If you find yourself in this situation right now, you’re in luck (if you can call it that), because this month’s column is all about retrieving images from reformatted, damaged and corrupt memory cards.
If all your photos are safe and sound and backed up in three different locations, give yourself a smug pat on the back and put this issue somewhere safe: you never know when it’s going to happen to you.
Prevention, as the well-worn phrase has it, is better than cure, and there are a few things you can do to ensure that catastrophe is less likely to erase your precious memories before you get them off your media cards.
The first thing to do is to copy the images onto your hard drive and back them up at the earliest opportunity. I’m always astonished when friends show me photos on their digital cameras that go back months. Larger 4GB and 8GB cards are useful if you shoot a lot of images, but using them as an excuse to put off transferring files to your PC is asking for trouble.
Use a card reader to transfer your files to your PC rather than attaching the camera itself, particularly if you’re experiencing problems with the card. And once you’ve safely transferred and backed up your photos, format the card in the camera before using it again.
What can go wrong?
Judging by the Hands On mailbox, forum posts and the testimonials on recovery
software and services websites, the most common reason for losing digital images
is accidental erasure or formatting.
Sometimes your camera can be responsible without any intervention on your part. Batteries may fail during a write operation (after you press the shutter but before the images have finished writing to the card, for example). And occasionally weird stuff happens for no apparent reason, such as your camera suddenly informing you that there are no images on a card when you’ve just spent the last half hour shooting.
If you take the advice offered earlier, then if you do accidentally format a card full of images you’ll only have lost your most recent photo session. Compact Flash and SD cards use the Windows Fat (File Allocation Table) format. Cards up to 4GB use Fat16 and larger cards use Fat32. As with a hard disk, when you erase files, or quick-format a drive, the data itself isn’t usually erased, only the directory is amended, with pointers to the image data removed and the memory locations occupied by the files shown as available for writing.

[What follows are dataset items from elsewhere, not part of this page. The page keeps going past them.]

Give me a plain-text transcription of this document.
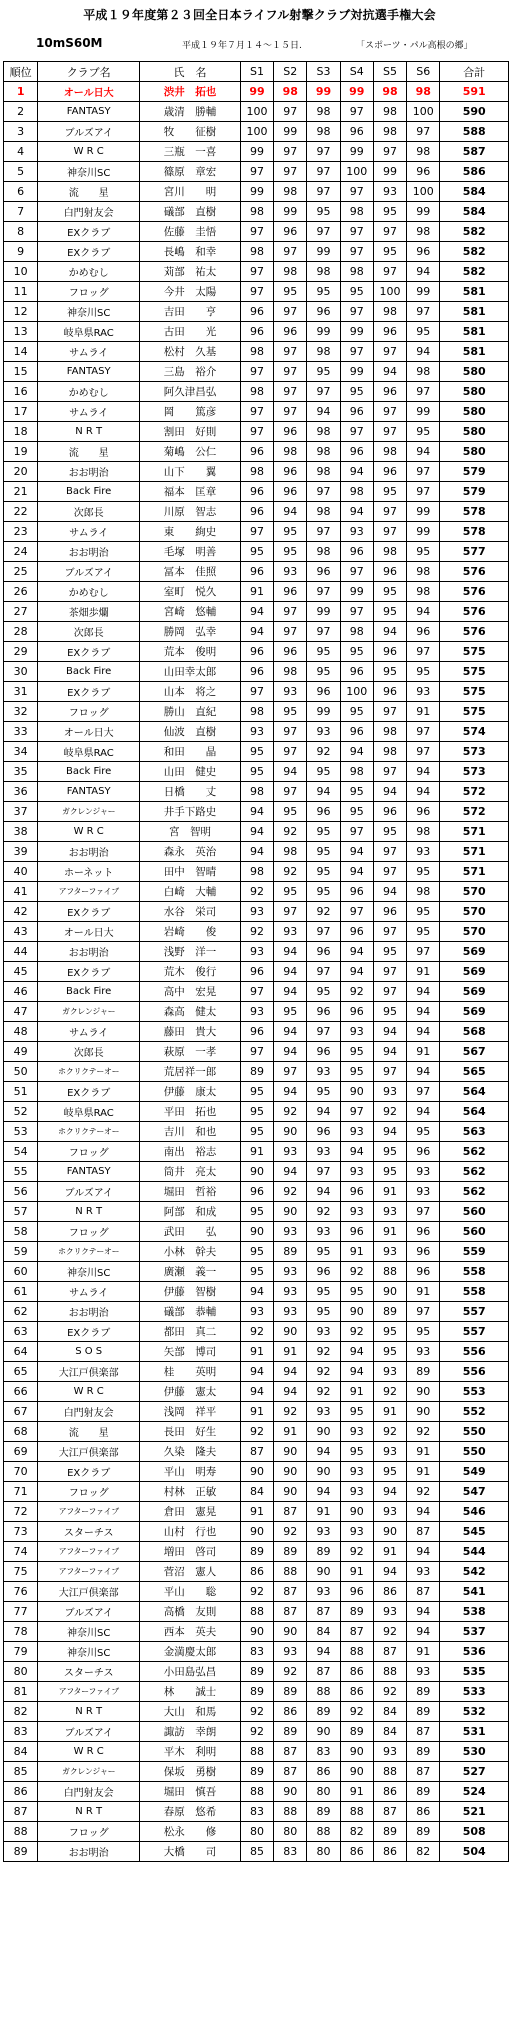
平成１９年度第２３回全日本ライフル射撃クラブ対抗選手権大会
10mS60M	平成１９年７月１４～１５日.	「スポーツ・パル高根の郷」
順位	クラブ名	氏　名	S1	S2	S3	S4	S5	S6	合計
1	オール日大	渋井　拓也	99	98	99	99	98	98	591
2	FANTASY	歳清　勝輔	100	97	98	97	98	100	590
3	ブルズアイ	牧　　征樹	100	99	98	96	98	97	588
4	W R C	三瓶　一喜	99	97	97	99	97	98	587
5	神奈川SC	篠原　章宏	97	97	97	100	99	96	586
6	流　　星	宮川　　明	99	98	97	97	93	100	584
7	白門射友会	礒部　直樹	98	99	95	98	95	99	584
8	EXクラブ	佐藤　圭悟	97	96	97	97	97	98	582
9	EXクラブ	長嶋　和幸	98	97	99	97	95	96	582
10	かめむし	苅部　祐太	97	98	98	98	97	94	582
11	フロッグ	今井　太陽	97	95	95	95	100	99	581
12	神奈川SC	吉田　　亨	96	97	96	97	98	97	581
13	岐阜県RAC	古田　　光	96	96	99	99	96	95	581
14	サムライ	松村　久基	98	97	98	97	97	94	581
15	FANTASY	三島　裕介	97	97	95	99	94	98	580
16	かめむし	阿久津昌弘	98	97	97	95	96	97	580
17	サムライ	岡　　篤彦	97	97	94	96	97	99	580
18	N R T	割田　好則	97	96	98	97	97	95	580
19	流　　星	菊嶋　公仁	96	98	98	96	98	94	580
20	おお明治	山下　　翼	98	96	98	94	96	97	579
21	Back Fire	福本　匡章	96	96	97	98	95	97	579
22	次郎長	川原　智志	96	94	98	94	97	99	578
23	サムライ	東　　絢史	97	95	97	93	97	99	578
24	おお明治	毛塚　明善	95	95	98	96	98	95	577
25	ブルズアイ	冨本　佳照	96	93	96	97	96	98	576
26	かめむし	室町　悦久	91	96	97	99	95	98	576
27	茶畑歩爛	宮崎　悠輔	94	97	99	97	95	94	576
28	次郎長	勝岡　弘幸	94	97	97	98	94	96	576
29	EXクラブ	荒本　俊明	96	96	95	95	96	97	575
30	Back Fire	山田幸太郎	96	98	95	96	95	95	575
31	EXクラブ	山本　将之	97	93	96	100	96	93	575
32	フロッグ	勝山　直紀	98	95	99	95	97	91	575
33	オール日大	仙波　直樹	93	97	93	96	98	97	574
34	岐阜県RAC	和田　　晶	95	97	92	94	98	97	573
35	Back Fire	山田　健史	95	94	95	98	97	94	573
36	FANTASY	日橋　　丈	98	97	94	95	94	94	572
37	ガクレンジャー	井手下路史	94	95	96	95	96	96	572
38	W R C	宮　智明	94	92	95	97	95	98	571
39	おお明治	森永　英治	94	98	95	94	97	93	571
40	ホーネット	田中　智晴	98	92	95	94	97	95	571
41	アフターファイブ	白崎　大輔	92	95	95	96	94	98	570
42	EXクラブ	水谷　栄司	93	97	92	97	96	95	570
43	オール日大	岩崎　　俊	92	93	97	96	97	95	570
44	おお明治	浅野　洋一	93	94	96	94	95	97	569
45	EXクラブ	荒木　俊行	96	94	97	94	97	91	569
46	Back Fire	高中　宏晃	97	94	95	92	97	94	569
47	ガクレンジャー	森高　健太	93	95	96	96	95	94	569
48	サムライ	藤田　貴大	96	94	97	93	94	94	568
49	次郎長	萩原　一孝	97	94	96	95	94	91	567
50	ホクリクテーオー	荒居祥一郎	89	97	93	95	97	94	565
51	EXクラブ	伊藤　康太	95	94	95	90	93	97	564
52	岐阜県RAC	平田　拓也	95	92	94	97	92	94	564
53	ホクリクテーオー	吉川　和也	95	90	96	93	94	95	563
54	フロッグ	南出　裕志	91	93	93	94	95	96	562
55	FANTASY	筒井　亮太	90	94	97	93	95	93	562
56	ブルズアイ	堀田　哲裕	96	92	94	96	91	93	562
57	N R T	阿部　和成	95	90	92	93	93	97	560
58	フロッグ	武田　　弘	90	93	93	96	91	96	560
59	ホクリクテーオー	小林　幹夫	95	89	95	91	93	96	559
60	神奈川SC	廣瀬　義一	95	93	96	92	88	96	558
61	サムライ	伊藤　智樹	94	93	95	95	90	91	558
62	おお明治	礒部　恭輔	93	93	95	90	89	97	557
63	EXクラブ	都田　真二	92	90	93	92	95	95	557
64	S O S	矢部　博司	91	91	92	94	95	93	556
65	大江戸倶楽部	桂　　英明	94	94	92	94	93	89	556
66	W R C	伊藤　憲太	94	94	92	91	92	90	553
67	白門射友会	浅岡　祥平	91	92	93	95	91	90	552
68	流　　星	長田　好生	92	91	90	93	92	92	550
69	大江戸倶楽部	久染　隆夫	87	90	94	95	93	91	550
70	EXクラブ	平山　明寿	90	90	90	93	95	91	549
71	フロッグ	村林　正敏	84	90	94	93	94	92	547
72	アフターファイブ	倉田　憲晃	91	87	91	90	93	94	546
73	スターチス	山村　行也	90	92	93	93	90	87	545
74	アフターファイブ	増田　啓司	89	89	89	92	91	94	544
75	アフターファイブ	菅沼　憲人	86	88	90	91	94	93	542
76	大江戸倶楽部	平山　　聡	92	87	93	96	86	87	541
77	ブルズアイ	高橋　友則	88	87	87	89	93	94	538
78	神奈川SC	西本　英夫	90	90	84	87	92	94	537
79	神奈川SC	金満慶太郎	83	93	94	88	87	91	536
80	スターチス	小田島弘昌	89	92	87	86	88	93	535
81	アフターファイブ	林　　誠士	89	89	88	86	92	89	533
82	N R T	大山　和馬	92	86	89	92	84	89	532
83	ブルズアイ	諏訪　幸朗	92	89	90	89	84	87	531
84	W R C	平木　利明	88	87	83	90	93	89	530
85	ガクレンジャー	保坂　勇樹	89	87	86	90	88	87	527
86	白門射友会	堀田　慎吾	88	90	80	91	86	89	524
87	N R T	春原　悠希	83	88	89	88	87	86	521
88	フロッグ	松永　　修	80	80	88	82	89	89	508
89	おお明治	大橋　　司	85	83	80	86	86	82	504
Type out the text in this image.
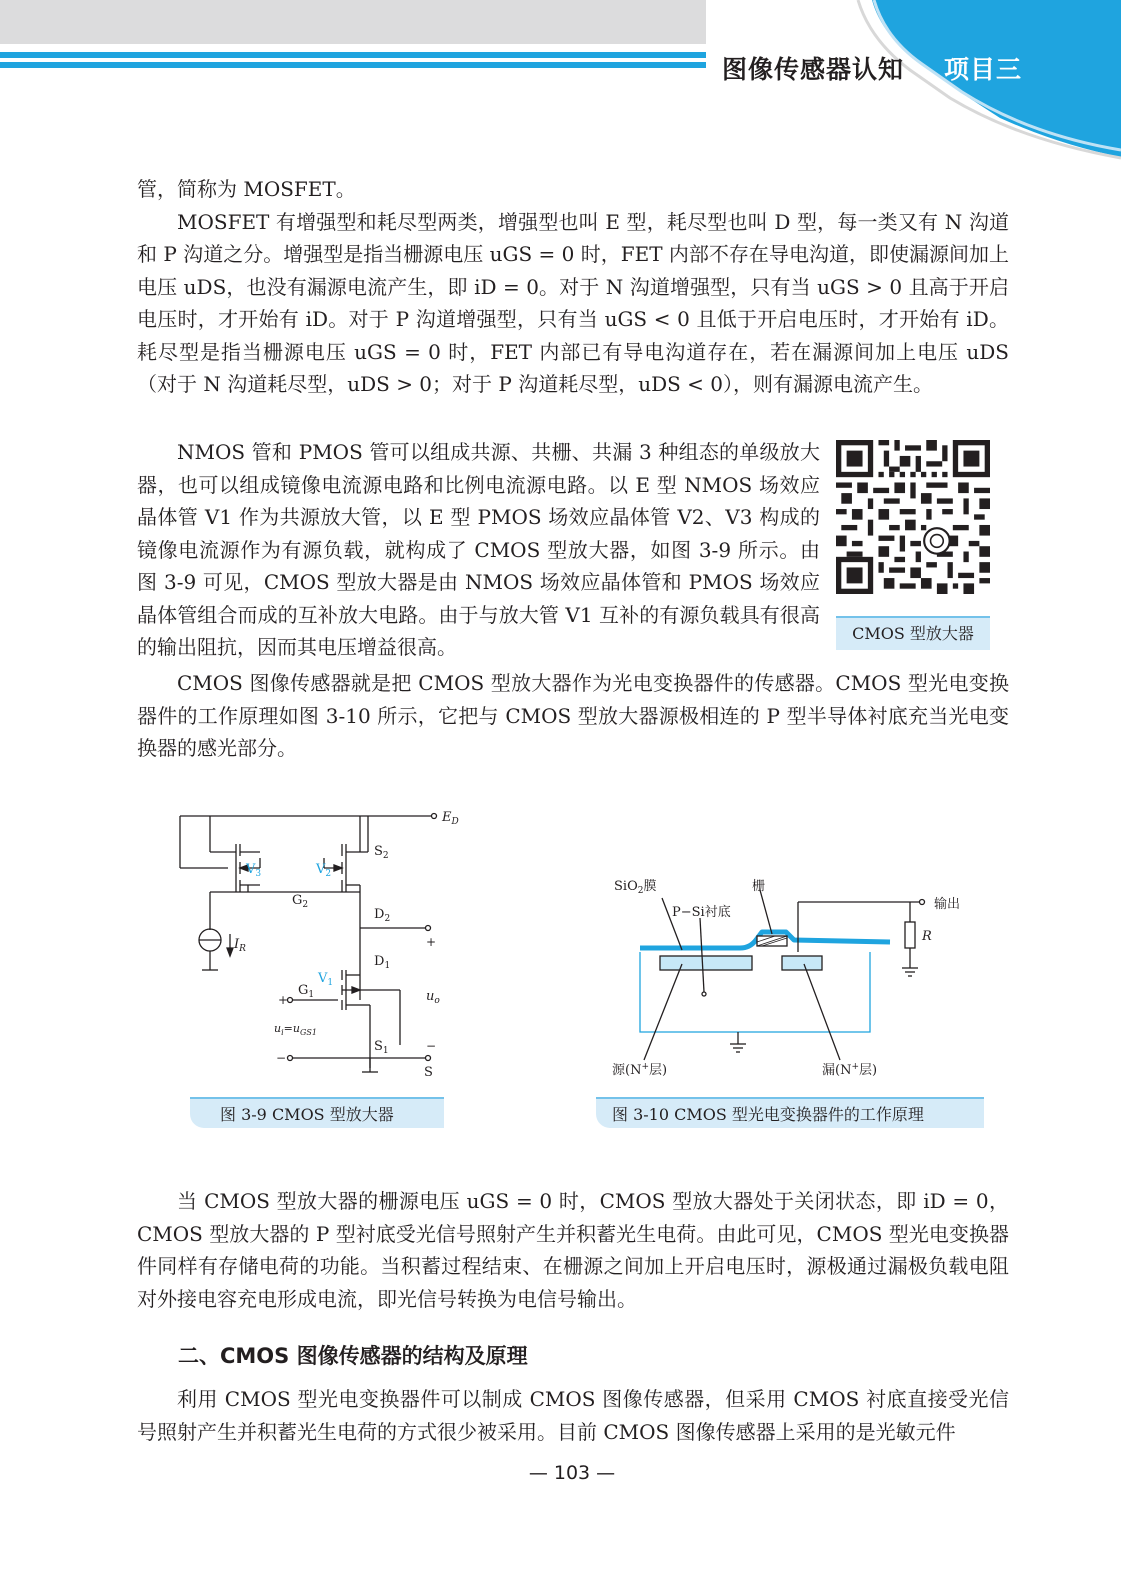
图像传感器认知 项目三

管，简称为 MOSFET。

MOSFET 有增强型和耗尽型两类，增强型也叫 E 型，耗尽型也叫 D 型，每一类又有 N 沟道和 P 沟道之分。增强型是指当栅源电压 uGS = 0 时，FET 内部不存在导电沟道，即使漏源间加上电压 uDS，也没有漏源电流产生，即 iD = 0。对于 N 沟道增强型，只有当 uGS > 0 且高于开启电压时，才开始有 iD。对于 P 沟道增强型，只有当 uGS < 0 且低于开启电压时，才开始有 iD。耗尽型是指当栅源电压 uGS = 0 时，FET 内部已有导电沟道存在，若在漏源间加上电压 uDS（对于 N 沟道耗尽型，uDS > 0；对于 P 沟道耗尽型，uDS < 0），则有漏源电流产生。

NMOS 管和 PMOS 管可以组成共源、共栅、共漏 3 种组态的单级放大器，也可以组成镜像电流源电路和比例电流源电路。以 E 型 NMOS 场效应晶体管 V1 作为共源放大管，以 E 型 PMOS 场效应晶体管 V2、V3 构成的镜像电流源作为有源负载，就构成了 CMOS 型放大器，如图 3-9 所示。由图 3-9 可见，CMOS 型放大器是由 NMOS 场效应晶体管和 PMOS 场效应晶体管组合而成的互补放大电路。由于与放大管 V1 互补的有源负载具有很高的输出阻抗，因而其电压增益很高。

CMOS 型放大器

CMOS 图像传感器就是把 CMOS 型放大器作为光电变换器件的传感器。CMOS 型光电变换器件的工作原理如图 3-10 所示，它把与 CMOS 型放大器源极相连的 P 型半导体衬底充当光电变换器的感光部分。

$E_D$
$S_2$
$V_3$	$V_2$
$G_2$
$D_2$
+
$I_R$
$D_1$
$V_1$
$G_1$
+	$u_o$
$u_i=u_{GS1}$
$S_1$	−
−
S
图 3-9 CMOS 型放大器
SiO$_2$膜	栅
P−Si衬底
输出
R
源(N+层)	漏(N+层)
图 3-10 CMOS 型光电变换器件的工作原理

当 CMOS 型放大器的栅源电压 uGS = 0 时，CMOS 型放大器处于关闭状态，即 iD = 0，CMOS 型放大器的 P 型衬底受光信号照射产生并积蓄光生电荷。由此可见，CMOS 型光电变换器件同样有存储电荷的功能。当积蓄过程结束、在栅源之间加上开启电压时，源极通过漏极负载电阻对外接电容充电形成电流，即光信号转换为电信号输出。

二、CMOS 图像传感器的结构及原理

利用 CMOS 型光电变换器件可以制成 CMOS 图像传感器，但采用 CMOS 衬底直接受光信号照射产生并积蓄光生电荷的方式很少被采用。目前 CMOS 图像传感器上采用的是光敏元件

— 103 —
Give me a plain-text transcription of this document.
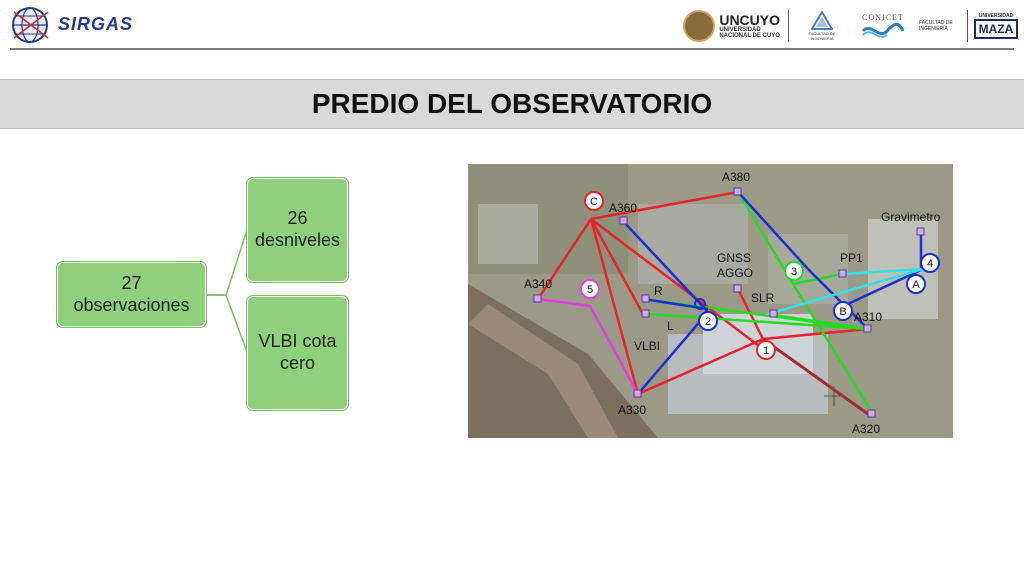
SIRGAS	UNCUYO
UNIVERSIDAD
NACIONAL DE CUYO	FACULTAD DE INGENIERÍA
CONICET
FACULTAD DE INGENIERÍA
UNIVERSIDAD
MAZA
PREDIO DEL OBSERVATORIO
27 observaciones
26 desniveles
VLBI cota cero
A380
A360
Gravimetro
GNSS
AGGO
PP1
A340	R	SLR
A310
L
VLBI
A330
A320
C
5
3
4
A
B
2
1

The first rule when things go wrong is to stop using the card immediately and remove it from the camera. There’s a good chance that the image files are still on the card, intact, and that you’ll be able to recover them using inexpensive file recovery software.
On test
I’ve carried out limited testing using five inexpensive data recovery
applications. The most costly (assuming sterling hasn’t yet reached parity with
the dollar) is £28.15 and most are available as trial downloads. In many cases
the trial will tell you whether the program can find recoverable files on the
card, and you can pay for the full version of the software to recover them.
For each of the applications I attempted to recover photos written to three cards using two different cameras. The cameras were a Canon Eos 20D SLR and a Nikon Coolpix S200 compact. The Eos 20D was used to write 200 images to a 2GB Sandisk Ultra II CF card, and an 8GB Lexar Professional 133x CF card. The Coolpix was used to record 100 images on a Sandisk 1GB SD card.
Because of the proprietary nature of camera Raw files, it can be more difficult for recovery software to identify and rescue Rawfiles than JPEGs or other published image file formats. Of the files shot with the 20D to the two Compact Flash cards, 100 were Raw .cr2 files and 100 were JPEGs. All those shot on the Coolpix were JPEGs.